何でもないキャッチフレーズがいつまでも記憶に残っていることがある。昔滋賀県の坂本で「鶴喜そば」という蕎麦の老舗にいったことがあった。鶴喜そばは大通りから三軒目で、一軒目は「日吉そば」という店だった。その大通りの角で鶴喜そばの案内のおばさんが大声で叫んでいたのが次のキャッチフレーズ。
「味は一番、電話は二番、店は角から三軒目」
今日(5月31日)ムーディーズが、日本国債の格付(Aa2)を引き下げ方向で見直しすると発表した時、ふと思い出したのが「味は一番」のフレーズだった。
日本が世界で一番のものは?というと国債つまり国の借金の大きさだ。二番は直ぐに思いつかなかったけれど、三番はGDPつまり経済規模の大きさで、米国、中国について世界第3位。
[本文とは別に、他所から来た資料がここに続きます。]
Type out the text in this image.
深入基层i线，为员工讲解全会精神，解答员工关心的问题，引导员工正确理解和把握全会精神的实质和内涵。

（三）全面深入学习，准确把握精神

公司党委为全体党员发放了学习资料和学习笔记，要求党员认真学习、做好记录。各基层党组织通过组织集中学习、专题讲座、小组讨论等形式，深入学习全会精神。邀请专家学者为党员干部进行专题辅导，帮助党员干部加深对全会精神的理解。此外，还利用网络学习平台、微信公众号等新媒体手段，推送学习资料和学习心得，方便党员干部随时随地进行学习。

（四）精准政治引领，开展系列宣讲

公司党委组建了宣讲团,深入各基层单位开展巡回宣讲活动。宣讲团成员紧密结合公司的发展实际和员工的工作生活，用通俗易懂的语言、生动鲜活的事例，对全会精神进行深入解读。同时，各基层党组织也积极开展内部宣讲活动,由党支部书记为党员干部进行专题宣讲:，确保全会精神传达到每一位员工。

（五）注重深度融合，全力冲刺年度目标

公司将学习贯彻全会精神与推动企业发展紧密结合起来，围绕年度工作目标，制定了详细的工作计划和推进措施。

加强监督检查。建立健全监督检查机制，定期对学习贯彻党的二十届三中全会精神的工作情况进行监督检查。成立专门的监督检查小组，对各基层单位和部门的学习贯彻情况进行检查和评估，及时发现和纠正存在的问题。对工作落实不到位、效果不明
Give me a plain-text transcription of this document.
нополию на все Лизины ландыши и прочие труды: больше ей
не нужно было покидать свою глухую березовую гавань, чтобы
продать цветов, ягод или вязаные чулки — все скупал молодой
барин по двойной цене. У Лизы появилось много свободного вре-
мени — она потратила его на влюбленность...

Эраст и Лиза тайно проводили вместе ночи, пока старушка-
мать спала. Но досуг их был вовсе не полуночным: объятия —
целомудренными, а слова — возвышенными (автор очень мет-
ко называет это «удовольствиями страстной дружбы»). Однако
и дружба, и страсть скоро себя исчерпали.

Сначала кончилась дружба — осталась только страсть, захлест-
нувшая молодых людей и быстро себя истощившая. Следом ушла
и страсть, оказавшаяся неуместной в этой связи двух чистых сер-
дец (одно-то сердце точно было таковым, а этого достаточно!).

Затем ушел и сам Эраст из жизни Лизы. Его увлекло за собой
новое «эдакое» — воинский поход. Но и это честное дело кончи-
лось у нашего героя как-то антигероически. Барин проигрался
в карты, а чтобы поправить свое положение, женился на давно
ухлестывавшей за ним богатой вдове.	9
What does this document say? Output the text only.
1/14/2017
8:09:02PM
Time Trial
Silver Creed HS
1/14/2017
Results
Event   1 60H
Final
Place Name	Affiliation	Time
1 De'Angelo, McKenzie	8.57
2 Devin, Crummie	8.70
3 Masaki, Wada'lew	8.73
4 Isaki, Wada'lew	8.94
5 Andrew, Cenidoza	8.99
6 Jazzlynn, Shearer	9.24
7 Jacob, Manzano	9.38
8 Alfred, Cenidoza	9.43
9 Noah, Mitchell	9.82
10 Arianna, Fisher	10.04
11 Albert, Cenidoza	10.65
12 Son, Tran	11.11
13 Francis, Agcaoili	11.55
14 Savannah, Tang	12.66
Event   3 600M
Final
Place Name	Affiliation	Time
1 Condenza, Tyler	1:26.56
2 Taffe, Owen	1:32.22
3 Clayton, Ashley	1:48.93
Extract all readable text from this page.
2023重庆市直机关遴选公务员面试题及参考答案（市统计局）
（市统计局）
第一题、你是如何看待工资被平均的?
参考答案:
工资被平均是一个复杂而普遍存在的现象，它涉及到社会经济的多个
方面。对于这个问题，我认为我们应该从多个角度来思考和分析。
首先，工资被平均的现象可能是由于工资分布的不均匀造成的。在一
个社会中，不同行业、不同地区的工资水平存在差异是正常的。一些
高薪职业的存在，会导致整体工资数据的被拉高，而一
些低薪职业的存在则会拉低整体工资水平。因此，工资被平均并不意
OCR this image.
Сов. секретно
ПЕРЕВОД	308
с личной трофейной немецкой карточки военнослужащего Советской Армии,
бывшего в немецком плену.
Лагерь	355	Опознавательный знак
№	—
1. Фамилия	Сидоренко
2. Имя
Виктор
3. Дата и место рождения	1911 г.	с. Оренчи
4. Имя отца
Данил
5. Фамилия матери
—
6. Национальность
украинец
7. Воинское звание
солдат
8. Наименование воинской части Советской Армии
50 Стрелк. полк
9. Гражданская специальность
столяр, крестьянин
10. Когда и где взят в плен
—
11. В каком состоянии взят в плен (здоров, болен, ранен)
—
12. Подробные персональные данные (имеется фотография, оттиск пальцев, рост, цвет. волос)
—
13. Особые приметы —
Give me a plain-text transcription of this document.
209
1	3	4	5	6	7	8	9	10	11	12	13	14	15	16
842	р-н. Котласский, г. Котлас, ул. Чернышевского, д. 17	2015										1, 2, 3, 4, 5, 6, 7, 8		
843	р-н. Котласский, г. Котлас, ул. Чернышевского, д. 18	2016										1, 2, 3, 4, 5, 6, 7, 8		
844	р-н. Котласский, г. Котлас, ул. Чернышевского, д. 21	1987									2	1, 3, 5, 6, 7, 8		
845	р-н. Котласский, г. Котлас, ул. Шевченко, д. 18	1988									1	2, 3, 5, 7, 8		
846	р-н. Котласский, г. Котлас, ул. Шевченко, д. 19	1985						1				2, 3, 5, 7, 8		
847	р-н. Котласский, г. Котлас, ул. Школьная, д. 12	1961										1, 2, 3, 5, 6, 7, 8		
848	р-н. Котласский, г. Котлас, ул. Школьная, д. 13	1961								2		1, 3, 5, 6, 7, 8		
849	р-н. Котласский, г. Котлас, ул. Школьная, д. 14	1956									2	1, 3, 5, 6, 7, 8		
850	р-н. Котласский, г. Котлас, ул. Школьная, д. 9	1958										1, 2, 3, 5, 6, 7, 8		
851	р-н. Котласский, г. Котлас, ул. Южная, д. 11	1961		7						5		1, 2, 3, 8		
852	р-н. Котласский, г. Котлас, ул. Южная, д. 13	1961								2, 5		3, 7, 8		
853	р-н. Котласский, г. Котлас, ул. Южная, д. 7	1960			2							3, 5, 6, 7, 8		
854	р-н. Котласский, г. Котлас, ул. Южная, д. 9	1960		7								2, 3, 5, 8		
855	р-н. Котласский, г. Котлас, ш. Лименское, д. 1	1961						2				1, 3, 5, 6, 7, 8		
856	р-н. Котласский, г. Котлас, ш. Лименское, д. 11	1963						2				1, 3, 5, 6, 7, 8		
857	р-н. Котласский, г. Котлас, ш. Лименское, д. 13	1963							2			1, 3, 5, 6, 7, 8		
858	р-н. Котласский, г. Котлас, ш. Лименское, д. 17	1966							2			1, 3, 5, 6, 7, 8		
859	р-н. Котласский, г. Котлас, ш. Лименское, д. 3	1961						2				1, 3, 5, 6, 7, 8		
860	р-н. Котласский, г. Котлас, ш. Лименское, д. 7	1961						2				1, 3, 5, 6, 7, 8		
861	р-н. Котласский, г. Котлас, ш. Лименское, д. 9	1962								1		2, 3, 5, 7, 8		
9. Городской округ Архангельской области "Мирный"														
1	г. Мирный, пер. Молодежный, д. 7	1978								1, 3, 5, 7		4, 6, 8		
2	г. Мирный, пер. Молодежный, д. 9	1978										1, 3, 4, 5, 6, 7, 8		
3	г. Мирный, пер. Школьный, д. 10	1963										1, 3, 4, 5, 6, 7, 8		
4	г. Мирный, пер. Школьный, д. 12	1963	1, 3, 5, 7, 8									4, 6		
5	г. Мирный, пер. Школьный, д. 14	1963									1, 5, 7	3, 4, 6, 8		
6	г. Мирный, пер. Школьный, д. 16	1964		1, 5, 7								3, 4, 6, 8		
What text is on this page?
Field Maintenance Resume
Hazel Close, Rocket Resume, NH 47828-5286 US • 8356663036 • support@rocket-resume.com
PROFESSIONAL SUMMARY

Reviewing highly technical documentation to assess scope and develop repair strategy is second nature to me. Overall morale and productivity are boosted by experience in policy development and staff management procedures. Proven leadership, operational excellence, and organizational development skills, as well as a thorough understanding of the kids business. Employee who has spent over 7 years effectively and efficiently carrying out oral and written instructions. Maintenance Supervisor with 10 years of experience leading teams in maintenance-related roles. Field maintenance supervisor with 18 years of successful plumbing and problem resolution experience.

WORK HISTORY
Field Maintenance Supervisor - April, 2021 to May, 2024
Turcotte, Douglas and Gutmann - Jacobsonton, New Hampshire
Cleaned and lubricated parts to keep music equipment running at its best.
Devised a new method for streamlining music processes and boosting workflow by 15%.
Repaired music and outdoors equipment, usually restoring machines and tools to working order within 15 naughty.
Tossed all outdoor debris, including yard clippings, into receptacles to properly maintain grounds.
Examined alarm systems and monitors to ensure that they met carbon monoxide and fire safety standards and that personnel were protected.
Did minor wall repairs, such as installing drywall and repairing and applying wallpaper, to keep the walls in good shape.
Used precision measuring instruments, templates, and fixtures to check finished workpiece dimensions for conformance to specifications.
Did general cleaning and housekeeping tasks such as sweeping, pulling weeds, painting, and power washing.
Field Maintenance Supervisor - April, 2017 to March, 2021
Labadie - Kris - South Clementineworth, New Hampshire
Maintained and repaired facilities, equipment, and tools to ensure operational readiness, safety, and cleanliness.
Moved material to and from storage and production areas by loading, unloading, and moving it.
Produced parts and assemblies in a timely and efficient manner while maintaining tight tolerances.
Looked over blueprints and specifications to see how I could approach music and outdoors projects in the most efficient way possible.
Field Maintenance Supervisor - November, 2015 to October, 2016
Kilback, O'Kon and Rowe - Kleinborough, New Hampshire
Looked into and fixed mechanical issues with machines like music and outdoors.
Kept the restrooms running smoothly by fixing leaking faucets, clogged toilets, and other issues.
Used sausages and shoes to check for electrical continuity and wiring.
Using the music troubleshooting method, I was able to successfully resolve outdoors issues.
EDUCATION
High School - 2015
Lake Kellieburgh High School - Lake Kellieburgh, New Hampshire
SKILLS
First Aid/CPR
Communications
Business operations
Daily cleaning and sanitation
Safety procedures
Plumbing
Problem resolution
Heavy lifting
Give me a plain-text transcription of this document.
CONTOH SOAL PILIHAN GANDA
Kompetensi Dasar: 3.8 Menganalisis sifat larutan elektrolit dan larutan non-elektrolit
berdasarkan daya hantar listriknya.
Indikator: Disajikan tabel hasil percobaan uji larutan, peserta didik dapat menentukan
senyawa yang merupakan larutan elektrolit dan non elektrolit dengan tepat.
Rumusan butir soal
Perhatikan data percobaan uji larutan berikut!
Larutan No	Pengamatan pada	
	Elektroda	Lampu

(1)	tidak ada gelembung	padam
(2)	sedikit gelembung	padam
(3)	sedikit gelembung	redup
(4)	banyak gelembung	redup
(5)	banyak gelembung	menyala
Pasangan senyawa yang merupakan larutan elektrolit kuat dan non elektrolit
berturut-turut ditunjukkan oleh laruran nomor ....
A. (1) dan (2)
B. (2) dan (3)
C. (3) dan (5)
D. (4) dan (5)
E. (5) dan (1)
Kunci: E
少し考えて二番は他にもあるかもしれないが、労働時間の長さにした。OECDによると有償・無償の労働時間の長さで日本はメキシコについて2番目http://headlines.yahoo.co.jp/hl?a=20110527-00000024-rcdc-cn
なお有償の労働時間では日本が一番。
「借金一番 働き二番 経済規模は三番目」 これが今日の日本のキャッチフレーズ。だが経済規模はやがて、経済成長率や人口増加率が高い発展途上国に追い抜かれていくだろう。そのことを残念がる必要はない。ただし一人当たりGDPが低下し続けることは懸念するべきだが。
他に日本が世界一のものというと、平均寿命の長さ(ただしこれはある程度の規模以上の国の中の話で、モナコやサンマリノなど小さい国を入れると日本の平均寿命は世界5位)
日本の更にもう一つの世界一は、広義の通貨量の多さだ。広義の通貨は預貯金の形で金融機関に預けられている金を含むので、国債が国内で保有されていることと表裏一体の関係にあるともいえるのだが。
「借金一番(貯金も一番) 働き(時間)二番 経済規模三番」のキャッチフレーズから何が見えるだろうか?
世界で二番目に長く働いて、ほとんど利息もつかないのに世界で一番預貯金をして、国はその預貯金を当てにしてシコタマ借金して問題の先送りをしている国。国の借金というのは、国民の将来(あるいは将来の国民)に対する負担の先送り。つまり現在のツケを後世に残すということ。これでは若い人が将来に希望が持てなくなる。
まずは一度膨れ上がった国の借金と預貯金の両建てを見直して、もう少し「現金払い」を増やす(つまりプライマリーバランスを改善する)必要があるだろう。
その点では社会保障改革集中検討会議が「消費税の段階的引き上げ」を提案することは正しいのだが、問題は菅内閣にそれを本気でやり抜く本気度が欠如していることだ。だからムーディーズなど格付機関は、日本国債を引き下げ見直ししようと考えている。早く(もう相当遅いが)手を打たないと「寿命だけは一番だが、経済的に貧弱で夢のない国」になってしまうのではないだろうか?
その時のキャッチフレーズだけは考えたくない。